Hi-Satoh/adv_MoE_sft3_dpo_merged
Hi-Satoh/adv_MoE_sft3_dpo_merged is a 4 billion parameter language model developed by Hi-Satoh, fine-tuned from Qwen/Qwen3-4B-Instruct-2507. It utilizes Direct Preference Optimization (DPO) via the Unsloth library to enhance reasoning capabilities, specifically Chain-of-Thought, and improve the quality of structured responses. This model is provided with full-merged 16-bit weights, eliminating the need for adapter loading, and is optimized for tasks requiring aligned and coherent output based on preference data.
Loading preview...
Overview
Hi-Satoh/adv_MoE_sft3_dpo_merged is a 4 billion parameter language model, fine-tuned from the Qwen/Qwen3-4B-Instruct-2507 base model. This model distinguishes itself through its application of Direct Preference Optimization (DPO), implemented using the Unsloth library, to align its responses with preferred outputs. It is provided with full-merged 16-bit weights, meaning no adapter loading is required for deployment.
Key Capabilities
- Enhanced Reasoning: Optimized to improve Chain-of-Thought reasoning processes.

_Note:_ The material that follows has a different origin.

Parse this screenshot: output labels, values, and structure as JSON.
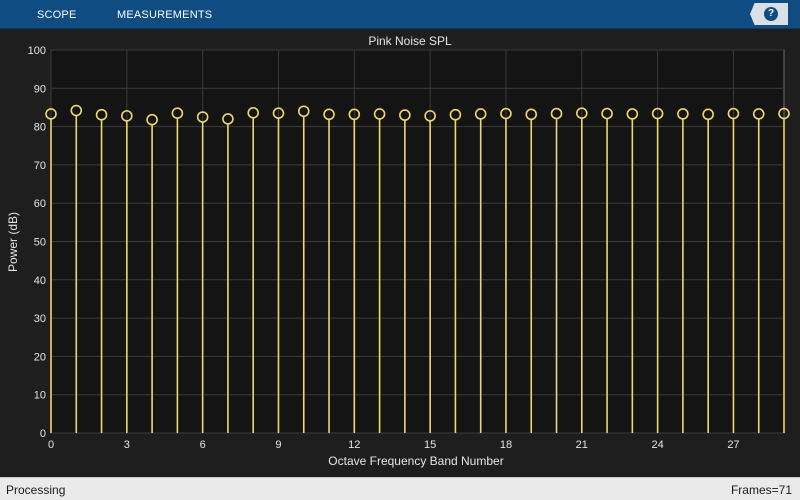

- Structured Response Quality: Focuses on delivering higher quality, more structured outputs.
- Preference Alignment: Fine-tuned using DPO to align model behavior with specific preference datasets.
Training Details
The model underwent 4 epochs of DPO training with a learning rate of 1e-05 and a beta value of 0.2. The maximum sequence length used during training was 4096 tokens. The LoRA configuration (r=8, alpha=16) was merged into the base model, resulting in the provided full-merged weights.
Good for
- Applications requiring models with improved reasoning capabilities.
- Tasks where structured and coherent responses are critical.
- Scenarios benefiting from a model fine-tuned for specific output preferences.